Coqui TTS
In text2speech: Text to Speech Conversion

knitr::opts_chunk$set(
  collapse = TRUE,
  comment = "#>"
)

Introduction

Coqui TTS is a text-to-speech (TTS) library that enables the conversion of regular text into speech and is completely free to use. This is not true of the other text to speech engines used by text2speech.

Coqui TTS provides pre-trained tts and vocoder models as part of its package. To get a sense of the best tts and vocoder models, take a look at this GitHub Discussion post. In the Coqui TTS Hugging Face Space, you have the opportunity to experiment with a few of these models by inputting text and receiving corresponding audio output.

The underlying technology of text-to-speech is highly intricate and will not be the focus of this vignette. However, if you're interested in delving deeper into the subject, here are some recommended talks:

Pushing the frontier of neural text to speech, a webinar by Xu Tan at Microsoft Research Asia
Towards End-to-end Speech Synthesis, a talk given by Yu Zhang, Research Scientist at Google
Text to Speech Deep Dive, a talk given during the ML for Audio Study Group hosted by Hugging Face.

Coqui TTS includes pre-trained models like Spectogram models (such as Tacotron2 and FastSpeech2), End-to-End Models (including VITS and YourTTS), and Vocoder models (like MelGAN and WaveGRAD).

Installation

To install Coqui TTS, you will need to enter the following command in the terminal:

$ pip install TTS

Note: If you are using a Mac with an M1 chip, initial step is to execute the following command in terminal:

$ brew install mecab

Afterward, you can proceed to install TTS by executing the following command:

$ pip install TTS

Authentication

library(text2speech)

To use Coqui TTS, text2speech needs to know the correct path to the Coqui TTS executable. This path can be obtained through two methods: manual and automatic.

Manual

You have the option to manually specify the path to the Coqui TTS executable in R. This can be done by setting a global option using the set_coqui_path() function:

set_coqui_path("your/path/to/tts")

To determine the location of the Coqui TTS executable, you can enter the command which tts in the terminal.

Internally, the set_coqui_path() function runs options("path_to_coqui" = path) to set the provided path as the value for the path_to_coqui global option, as long as the Coqui TTS executable exists at that location.

Automatic

The functions tts_auth(service = "coqui"), tts_voices(service = "coqui"), and tts(service = "coqui") incorporate a way to search through a predetermined list of known locations for the Coqui TTS executable.
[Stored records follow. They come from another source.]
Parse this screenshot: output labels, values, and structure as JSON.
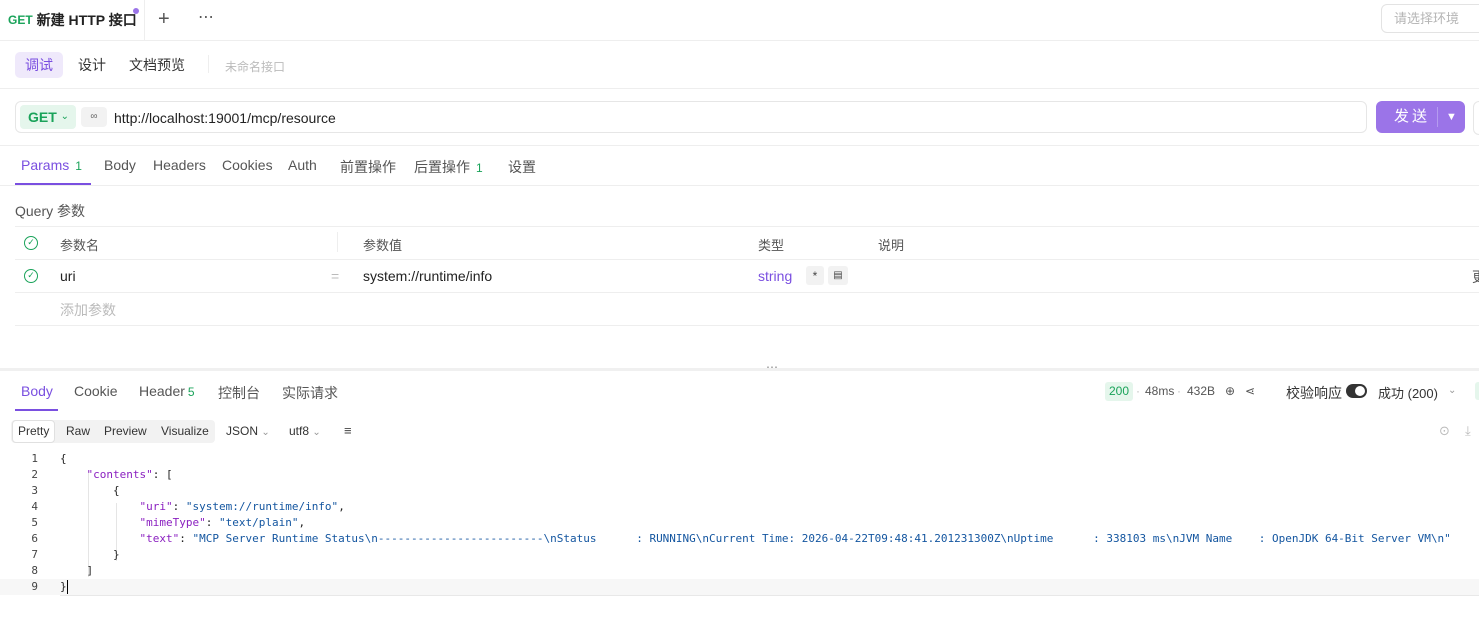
{
  "tab": {
    "method": "GET",
    "title": "新建 HTTP 接口"
  },
  "env_select": {
    "placeholder": "请选择环境"
  },
  "modes": [
    "调试",
    "设计",
    "文档预览"
  ],
  "unnamed_label": "未命名接口",
  "request": {
    "method": "GET",
    "url": "http://localhost:19001/mcp/resource",
    "send_label": "发送"
  },
  "req_tabs": [
    {
      "label": "Params",
      "badge": "1"
    },
    {
      "label": "Body"
    },
    {
      "label": "Headers"
    },
    {
      "label": "Cookies"
    },
    {
      "label": "Auth"
    },
    {
      "label": "前置操作"
    },
    {
      "label": "后置操作",
      "badge": "1"
    },
    {
      "label": "设置"
    }
  ],
  "query": {
    "section_label": "Query 参数",
    "headers": [
      "参数名",
      "参数值",
      "类型",
      "说明"
    ],
    "rows": [
      {
        "name": "uri",
        "value": "system://runtime/info",
        "type": "string",
        "required": "*"
      }
    ],
    "add_label": "添加参数",
    "edge_text": "更"
  },
  "response": {
    "tabs": [
      {
        "label": "Body"
      },
      {
        "label": "Cookie"
      },
      {
        "label": "Header",
        "badge": "5"
      },
      {
        "label": "控制台"
      },
      {
        "label": "实际请求"
      }
    ],
    "status_code": "200",
    "time": "48ms",
    "size": "432B",
    "validate_label": "校验响应",
    "validate_on": true,
    "result": "成功 (200)",
    "views": [
      "Pretty",
      "Raw",
      "Preview",
      "Visualize"
    ],
    "format": "JSON",
    "encoding": "utf8",
    "code_lines": [
      "{",
      "    \"contents\": [",
      "        {",
      "            \"uri\": \"system://runtime/info\",",
      "            \"mimeType\": \"text/plain\",",
      "            \"text\": \"MCP Server Runtime Status\\n-------------------------\\nStatus      : RUNNING\\nCurrent Time: 2026-04-22T09:48:41.201231300Z\\nUptime      : 338103 ms\\nJVM Name    : OpenJDK 64-Bit Server VM\\n\"",
      "        }",
      "    ]",
      "}"
    ]
  },
  "colors": {
    "accent": "#9b74e8",
    "accent_text": "#7a4fe0",
    "get_green": "#1aa35a"
  }
}
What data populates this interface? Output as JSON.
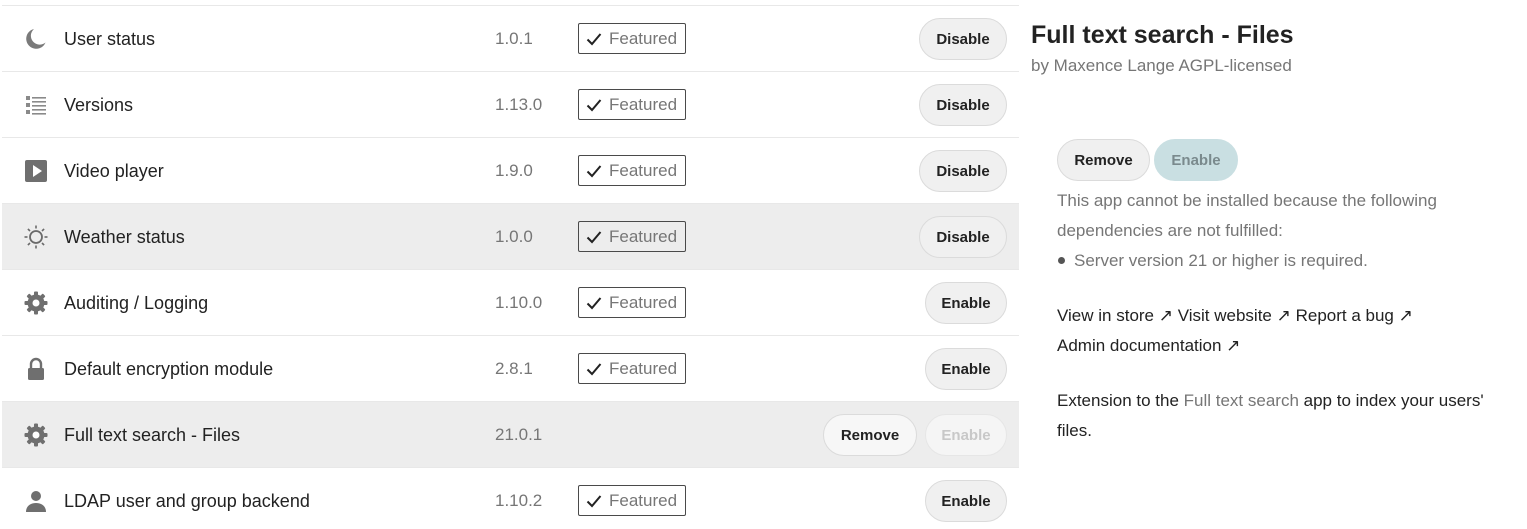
{
  "apps": [
    {
      "name": "User status",
      "version": "1.0.1",
      "featured_label": "Featured",
      "icon": "moon-icon",
      "action_label": "Disable",
      "highlighted": false
    },
    {
      "name": "Versions",
      "version": "1.13.0",
      "featured_label": "Featured",
      "icon": "list-icon",
      "action_label": "Disable",
      "highlighted": false
    },
    {
      "name": "Video player",
      "version": "1.9.0",
      "featured_label": "Featured",
      "icon": "play-icon",
      "action_label": "Disable",
      "highlighted": false
    },
    {
      "name": "Weather status",
      "version": "1.0.0",
      "featured_label": "Featured",
      "icon": "sun-icon",
      "action_label": "Disable",
      "highlighted": true
    },
    {
      "name": "Auditing / Logging",
      "version": "1.10.0",
      "featured_label": "Featured",
      "icon": "gear-icon",
      "action_label": "Enable",
      "highlighted": false
    },
    {
      "name": "Default encryption module",
      "version": "2.8.1",
      "featured_label": "Featured",
      "icon": "lock-icon",
      "action_label": "Enable",
      "highlighted": false
    },
    {
      "name": "Full text search - Files",
      "version": "21.0.1",
      "featured_label": "",
      "icon": "gear-icon",
      "remove_label": "Remove",
      "action_label": "Enable",
      "action_disabled": true,
      "highlighted": true
    },
    {
      "name": "LDAP user and group backend",
      "version": "1.10.2",
      "featured_label": "Featured",
      "icon": "user-icon",
      "action_label": "Enable",
      "highlighted": false
    }
  ],
  "details": {
    "title": "Full text search - Files",
    "author": "by Maxence Lange AGPL-licensed",
    "remove_label": "Remove",
    "enable_label": "Enable",
    "dependency_message": "This app cannot be installed because the following dependencies are not fulfilled:",
    "dependencies": [
      "Server version 21 or higher is required."
    ],
    "links": {
      "store": "View in store ↗",
      "website": "Visit website ↗",
      "bug": "Report a bug ↗",
      "admin_docs": "Admin documentation ↗"
    },
    "description": {
      "prefix": "Extension to the ",
      "link": "Full text search",
      "suffix": " app to index your users' files."
    }
  }
}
If none of these paths yield a valid TTS executable, an error message will be generated, directing you to use set_coqui_path() to manually set the correct path.

List Voices

The function tts_voices(service = "coqui") is a wrapper for the system command tts --list_models, which lists the released Coqui TTS models.

tts_voices(service = "coqui")

The result is a tibble with the following columns: language, dataset, model_name, and service.

language column contains the language code associated with the speaker.
dataset column indicates the specific dataset on which the text-to-speech model, denoted by model_name, was trained.
model_name column refers to the name of the text-to-speech model.
service column refers to the specific TTS service used (Amazon, Google, Microsoft, or Coqui TTS)

You can find a list of papers associated with some of the implemented models for Coqui TTS here.

By providing the values from this tibble (language, dataset, and model_name) in tts(), you can select the specific voice you want for text-to-speech synthesis.

Text-to-Speech

To convert text to speech, you can use the function tts(text = "Hello world!", service = "coqui").

tts(text = "Hello world!", service = "coqui")

The result is a tibble with the following columns: index, original_text, text, wav, file, audio_type, duration, and service. Some of the noteworthy ones are:

text: If the original_text exceeds the character limit, text represents the outcome of splitting original_text. Otherwise, text remains the same as original_text.
file: The location where the audio output is saved.
audio_type: The format of the audio file, either mp3 or wav.

By default, the function tts(service = "coqui") uses the tacotron2-DDC_ph model and the ljspeech/univnet vocoder. You can specify a different model with the argument model_name, or a different vocoder with the argument vocoder_name.

tts(text = "Hello world, using a different voice!",
    service = "coqui",
    model_name = "fast_pitch",
    vocoder_name = "ljspeech/hifigan_v2")

Another default is that tts(service = "coqui") saves the audio output in a temporary folder and its path is shown in the file column of the resulting tibble. However, a temporary directory lasts only as long as the current R session, which means that when you restart your R session, that path will not exist!

A more sustainable workflow would be to save the audio output in a local folder. To save the audio output in a local folder, set the arguments save_local = TRUE and save_local_dest = /full/path/to/local/folder. Make sure to provide the full path to the local folder.

tts(text = "Hello world! I am saving the audio output in a local folder",
    service = "coqui",
    save_local = TRUE,
    save_local_dest = "/full/path/to/local/folder")